If you are bitten by a bat , OR if you find a bat in a room with:

  • a sleeping person;
  • an unattended child;
  • a mentally impaired person;
  • an intoxicated person;

do not let the bat go. You should save the bat for rabies testing and seek medical attention immediately. Take care to capture the bat safely — wear leather gloves and when the bat lands, approach it slowly. Place a box or coffee can over the bat. Punch holes in a piece of cardboard to allow the bat to breathe, and slide it under the container to trap the bat inside. Tape the cardboard securely to the container. Contact LCHD to arrange for rabies testing using our Animal Bite Reporting Form (Printable PDF or Online/Electronic).

What is rabies?,

​Rabies is a viral disease of mammals that attacks the nervous system and brain, leading to death. In the U.S., it is most commonly found in bats, raccoons, skunks, and foxes. Unvaccinated pets or livestock can also be infected.

People can be infected when they are bitten by an animal with rabies. If not treated, illness begins weeks to months later. Early symptoms may include fever, weakness, headache and body aches. Illness rapidly worsens with sleeplessness, confusion, and agitation. The muscles in the throat can be affected, making swallowing difficult.
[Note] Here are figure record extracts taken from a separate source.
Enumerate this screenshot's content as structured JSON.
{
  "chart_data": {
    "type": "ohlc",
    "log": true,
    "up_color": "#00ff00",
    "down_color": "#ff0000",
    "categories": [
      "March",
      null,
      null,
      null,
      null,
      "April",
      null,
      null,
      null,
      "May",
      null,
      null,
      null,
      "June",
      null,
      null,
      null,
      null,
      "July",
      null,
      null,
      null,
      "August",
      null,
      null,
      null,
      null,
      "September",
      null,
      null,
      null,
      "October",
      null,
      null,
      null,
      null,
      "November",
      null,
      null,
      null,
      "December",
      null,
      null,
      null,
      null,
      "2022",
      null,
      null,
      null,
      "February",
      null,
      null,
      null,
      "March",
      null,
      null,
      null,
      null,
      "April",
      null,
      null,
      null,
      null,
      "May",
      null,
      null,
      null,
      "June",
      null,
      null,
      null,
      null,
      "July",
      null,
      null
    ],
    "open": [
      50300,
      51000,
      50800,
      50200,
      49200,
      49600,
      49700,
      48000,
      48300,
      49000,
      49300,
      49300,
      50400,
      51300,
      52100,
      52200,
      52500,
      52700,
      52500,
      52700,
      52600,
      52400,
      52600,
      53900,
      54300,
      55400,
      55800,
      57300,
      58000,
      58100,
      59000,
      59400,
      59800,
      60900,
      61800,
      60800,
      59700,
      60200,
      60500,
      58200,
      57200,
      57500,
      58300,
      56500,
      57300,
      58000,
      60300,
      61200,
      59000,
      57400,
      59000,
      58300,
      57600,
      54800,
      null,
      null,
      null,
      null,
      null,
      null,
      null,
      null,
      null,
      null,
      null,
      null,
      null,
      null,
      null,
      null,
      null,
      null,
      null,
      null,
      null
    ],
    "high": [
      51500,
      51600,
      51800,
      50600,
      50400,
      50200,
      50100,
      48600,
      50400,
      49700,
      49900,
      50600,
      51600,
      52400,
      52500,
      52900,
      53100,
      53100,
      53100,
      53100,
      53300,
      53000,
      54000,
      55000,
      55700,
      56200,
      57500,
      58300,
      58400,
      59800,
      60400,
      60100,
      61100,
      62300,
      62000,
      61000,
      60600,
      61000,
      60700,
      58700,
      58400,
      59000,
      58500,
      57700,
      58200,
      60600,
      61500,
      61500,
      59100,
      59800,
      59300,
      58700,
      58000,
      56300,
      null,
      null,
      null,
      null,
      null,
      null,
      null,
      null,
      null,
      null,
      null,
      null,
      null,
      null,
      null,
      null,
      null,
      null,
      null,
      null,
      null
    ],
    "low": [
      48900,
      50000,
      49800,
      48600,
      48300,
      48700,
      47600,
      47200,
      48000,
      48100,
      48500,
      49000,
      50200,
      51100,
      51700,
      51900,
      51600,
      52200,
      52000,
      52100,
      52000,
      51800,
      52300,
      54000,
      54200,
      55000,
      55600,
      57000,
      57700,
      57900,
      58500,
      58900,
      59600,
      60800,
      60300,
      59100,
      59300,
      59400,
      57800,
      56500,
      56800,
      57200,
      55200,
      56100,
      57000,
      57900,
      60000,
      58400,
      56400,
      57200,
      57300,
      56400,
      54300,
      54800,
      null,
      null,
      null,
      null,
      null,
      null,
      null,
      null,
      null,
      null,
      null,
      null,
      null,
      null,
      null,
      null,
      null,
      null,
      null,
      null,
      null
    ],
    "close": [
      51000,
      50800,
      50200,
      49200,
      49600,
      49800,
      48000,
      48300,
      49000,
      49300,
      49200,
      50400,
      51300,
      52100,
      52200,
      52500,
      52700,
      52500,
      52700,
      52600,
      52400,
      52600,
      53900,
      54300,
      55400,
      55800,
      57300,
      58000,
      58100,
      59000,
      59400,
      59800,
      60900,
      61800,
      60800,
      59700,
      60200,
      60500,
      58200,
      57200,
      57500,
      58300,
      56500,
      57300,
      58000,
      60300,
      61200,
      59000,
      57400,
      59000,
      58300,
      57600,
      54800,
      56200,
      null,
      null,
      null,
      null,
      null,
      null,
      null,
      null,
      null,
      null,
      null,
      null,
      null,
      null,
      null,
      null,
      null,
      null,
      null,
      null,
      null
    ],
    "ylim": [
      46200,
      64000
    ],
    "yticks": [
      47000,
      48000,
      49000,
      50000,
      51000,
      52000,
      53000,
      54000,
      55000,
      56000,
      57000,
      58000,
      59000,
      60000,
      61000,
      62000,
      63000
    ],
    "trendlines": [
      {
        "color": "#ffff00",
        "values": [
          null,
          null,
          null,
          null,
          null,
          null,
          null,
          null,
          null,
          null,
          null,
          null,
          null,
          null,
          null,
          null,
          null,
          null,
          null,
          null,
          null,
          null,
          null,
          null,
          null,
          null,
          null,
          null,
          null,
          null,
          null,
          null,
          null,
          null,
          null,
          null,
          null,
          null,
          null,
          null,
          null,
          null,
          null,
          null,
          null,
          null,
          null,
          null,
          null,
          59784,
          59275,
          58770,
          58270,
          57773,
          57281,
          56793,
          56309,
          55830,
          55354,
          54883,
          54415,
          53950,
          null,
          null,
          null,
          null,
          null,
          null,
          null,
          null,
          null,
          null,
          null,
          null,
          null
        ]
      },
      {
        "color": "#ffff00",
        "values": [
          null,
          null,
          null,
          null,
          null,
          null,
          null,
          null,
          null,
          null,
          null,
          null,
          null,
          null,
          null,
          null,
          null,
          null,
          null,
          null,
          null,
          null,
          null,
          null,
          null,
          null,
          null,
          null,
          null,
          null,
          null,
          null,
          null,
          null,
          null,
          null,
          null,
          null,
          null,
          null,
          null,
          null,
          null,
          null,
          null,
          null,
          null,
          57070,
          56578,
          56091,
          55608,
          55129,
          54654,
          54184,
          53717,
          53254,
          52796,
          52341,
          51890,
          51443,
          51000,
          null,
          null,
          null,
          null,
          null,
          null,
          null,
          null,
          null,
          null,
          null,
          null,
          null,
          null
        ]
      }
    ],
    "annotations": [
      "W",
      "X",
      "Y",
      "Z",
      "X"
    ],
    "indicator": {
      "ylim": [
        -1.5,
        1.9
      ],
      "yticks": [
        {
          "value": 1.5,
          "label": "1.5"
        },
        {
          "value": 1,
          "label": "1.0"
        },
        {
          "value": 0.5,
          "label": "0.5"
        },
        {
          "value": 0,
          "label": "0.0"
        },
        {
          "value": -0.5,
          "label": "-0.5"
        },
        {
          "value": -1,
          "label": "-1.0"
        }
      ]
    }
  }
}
At this point, death usually occurs within days.

Rabies can be prevented in people by prompt treatment following exposure to the virus.

How can I tell if an animal has rabies?,

​It is not always possible to determine that an animal is infected with rabies by simple observation. That is why it is important to report all animal bites/exposures to LCHD.

Signs in an animal which should lead you to suspect that it may be rabid are:

  • Nervousness
  • Aggressiveness
  • Excessive drooling and foaming at the mouth
  • Abnormal behavior such as:
    • wild animals losing their fear of human beings
    • animals normally active at night being seen during the day

Remember, rabid animals may not look or act sick. Report animal bites/exposures to LCHD using our Animal Bite Reporting Form (Printable PDF or Online/Electronic).